Впрочем, этот тезис нуждается в прояснении. Внеинституциональность не означает, что куратор не может сделать выставку в музее. Бо́льшая часть кураторских проектов, конечно же, делается в институциях, в том числе и в музеях. Но созданная в музее кураторская выставка воспринимается в первую очередь как авторское высказывание ее создателя, а уже потом как факт культурной политики институции. Приведу еще один пример из собственной практики. Недавно в Московском музее современного искусства состоялась выставка «Невозможное сообщество». И, обратите внимание, на премию «Инновация» она была выдвинута как кураторский проект Виктора Мизиано, а не как институциональное достижение ММСИ (хотя вклад музея в проект был значителен).
А теперь диаметрально противоположный пример. В 1991 году в Нью-Йорке, в Музее современного искусства (Museum of Modern Art, МоМA), мне довелось увидеть великолепную выставку «Dislocations». Значительно позднее, уже в 2004 году, готовя к публикации материалы проведенной мной в Москве конференции «Большой проект для России», я стал подбирать иллюстративный ряд к выступлению американского куратора Роберта Сторра. Среди присланных мне из Нью-Йорка фотографий выставок, созданных Сторром, я узнал экспозицию «Dislocations». При этом я прекрасно знал, что Сторр в течение многих лет был главным куратором МоМА, но мне не пришло в голову связать эту выставку с его кураторством. Музей поглощает куратора! И даже если имя Сторра наверняка стояло в пресс-релизе и каталоге, то для меня (как и для многих других) это была в первую очередь выставка в МоМА. Зато, храня в своей памяти образы Венецианской биеннале разных лет, я сортирую их не по годам проведения и не по темам, а по фигурам возглавивших их кураторов. Среди них есть и биеннале Роберта Сторра…
Тут мне хотелось бы внести терминологические уточнения. В английской лексике сложилось разделение на «independent curator» и «museum curator», то есть на независимого куратора и музейного куратора. Во французском, итальянском, немецком языках музейные сотрудники называются соответственно conservateur, conservatore, Konservator, что соответствует русскому «хранитель». Когда я работал в Пушкинском музее, я был именно музейным хранителем. Но во все эти языки слово «куратор», которое описывает деятельность независимого автора выставки, уже вошло как самостоятельное понятие (даже консервативные французы больше не настаивают на употреблении его эквивалента – commissaire, комиссар). Более того, используя слово curator, имеют в виду автора выставок, существующего в прекарном режиме, то есть фрилансера, не связанного службой в какой-либо институции. Иначе говоря, в музее по преимуществу хранят («консервируют») произведения, в то время как куратор соучаствует в их создании.
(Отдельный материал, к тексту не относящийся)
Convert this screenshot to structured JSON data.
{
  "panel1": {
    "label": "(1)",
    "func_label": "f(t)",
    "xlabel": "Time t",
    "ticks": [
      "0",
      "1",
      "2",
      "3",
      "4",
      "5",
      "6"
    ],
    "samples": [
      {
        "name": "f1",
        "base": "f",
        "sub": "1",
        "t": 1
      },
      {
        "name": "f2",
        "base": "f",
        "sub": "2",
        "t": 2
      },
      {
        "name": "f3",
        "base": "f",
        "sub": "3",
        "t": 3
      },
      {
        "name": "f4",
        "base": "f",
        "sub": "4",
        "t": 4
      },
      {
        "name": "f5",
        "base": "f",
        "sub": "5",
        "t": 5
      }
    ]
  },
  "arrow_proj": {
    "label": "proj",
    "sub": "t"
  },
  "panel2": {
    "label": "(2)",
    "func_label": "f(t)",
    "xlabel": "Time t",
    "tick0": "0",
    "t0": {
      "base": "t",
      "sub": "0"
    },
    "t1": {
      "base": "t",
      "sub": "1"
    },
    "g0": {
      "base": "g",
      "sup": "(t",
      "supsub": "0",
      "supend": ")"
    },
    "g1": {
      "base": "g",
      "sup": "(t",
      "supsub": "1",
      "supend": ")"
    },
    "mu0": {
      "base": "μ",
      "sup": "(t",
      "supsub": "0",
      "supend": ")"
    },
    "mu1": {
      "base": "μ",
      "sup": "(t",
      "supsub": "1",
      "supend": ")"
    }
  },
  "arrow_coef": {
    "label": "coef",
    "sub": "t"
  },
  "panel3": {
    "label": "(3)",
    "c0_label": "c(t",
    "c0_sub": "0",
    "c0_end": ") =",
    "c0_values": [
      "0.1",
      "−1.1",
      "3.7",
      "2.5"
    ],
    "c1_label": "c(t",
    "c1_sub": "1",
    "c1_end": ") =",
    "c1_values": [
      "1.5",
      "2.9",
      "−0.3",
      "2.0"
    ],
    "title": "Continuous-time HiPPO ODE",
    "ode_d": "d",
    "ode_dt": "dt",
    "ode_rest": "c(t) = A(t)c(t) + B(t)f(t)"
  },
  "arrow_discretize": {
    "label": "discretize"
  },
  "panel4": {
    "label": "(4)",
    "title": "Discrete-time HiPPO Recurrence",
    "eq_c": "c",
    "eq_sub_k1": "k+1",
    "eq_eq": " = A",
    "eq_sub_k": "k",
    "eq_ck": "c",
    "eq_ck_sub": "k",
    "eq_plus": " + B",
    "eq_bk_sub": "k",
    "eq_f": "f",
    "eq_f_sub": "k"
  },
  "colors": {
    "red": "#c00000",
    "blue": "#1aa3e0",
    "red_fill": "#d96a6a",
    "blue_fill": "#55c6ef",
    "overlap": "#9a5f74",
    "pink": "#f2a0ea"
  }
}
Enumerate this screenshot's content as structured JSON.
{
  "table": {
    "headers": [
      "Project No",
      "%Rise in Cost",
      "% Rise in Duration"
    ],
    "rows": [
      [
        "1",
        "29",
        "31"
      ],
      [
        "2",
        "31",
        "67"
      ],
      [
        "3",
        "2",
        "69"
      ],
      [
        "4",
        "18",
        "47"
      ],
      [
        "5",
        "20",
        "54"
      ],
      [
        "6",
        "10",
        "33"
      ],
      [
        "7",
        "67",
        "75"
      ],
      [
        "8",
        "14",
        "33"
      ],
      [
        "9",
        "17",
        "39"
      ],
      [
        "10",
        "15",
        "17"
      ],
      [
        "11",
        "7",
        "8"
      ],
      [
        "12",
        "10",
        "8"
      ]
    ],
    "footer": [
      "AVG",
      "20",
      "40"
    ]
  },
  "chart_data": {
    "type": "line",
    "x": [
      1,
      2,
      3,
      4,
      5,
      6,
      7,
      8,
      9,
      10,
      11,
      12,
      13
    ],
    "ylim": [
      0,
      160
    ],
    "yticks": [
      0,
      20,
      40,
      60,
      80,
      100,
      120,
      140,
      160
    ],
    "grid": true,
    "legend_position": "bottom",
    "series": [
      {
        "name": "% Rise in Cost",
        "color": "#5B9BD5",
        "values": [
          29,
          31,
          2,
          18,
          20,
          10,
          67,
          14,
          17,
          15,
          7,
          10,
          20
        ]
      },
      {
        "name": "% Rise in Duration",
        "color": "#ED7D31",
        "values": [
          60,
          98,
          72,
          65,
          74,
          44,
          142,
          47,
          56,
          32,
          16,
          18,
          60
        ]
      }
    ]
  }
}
Знаю не понаслышке: отношения между независимым и музейным кураторами не просты. Институция дает куратору стабильность и корпоративную защиту, но независимый куратор оперативнее, он не связан рутиной и обязательствами, хотя и обречен на постоянную неуверенность в перспективе. Куратор завидует имеющимся у музейщика властным и материальным ресурсам, в то время как музейщик уязвлен харизмой и успехом, которые окружают куратора (впрочем, не каждого куратора, а лишь некоторых). При этом их единоборство неизменно предполагает и диалог. Независимому куратору нужны ресурсы и площадка для осуществления своих проектов, в то время как музейному куратору требуется свежая информация и новые идеи, которых ему не дает рутинная институциональная жизнь. Поэтому музейщик хочет воспользоваться харизмой куратора, но заплатить ему поменьше, в то время как куратор склонен выторговать для себя лучшие условия, шантажируя имеющимися у него альтернативными предложениями (что иногда – правда, а часто – блеф).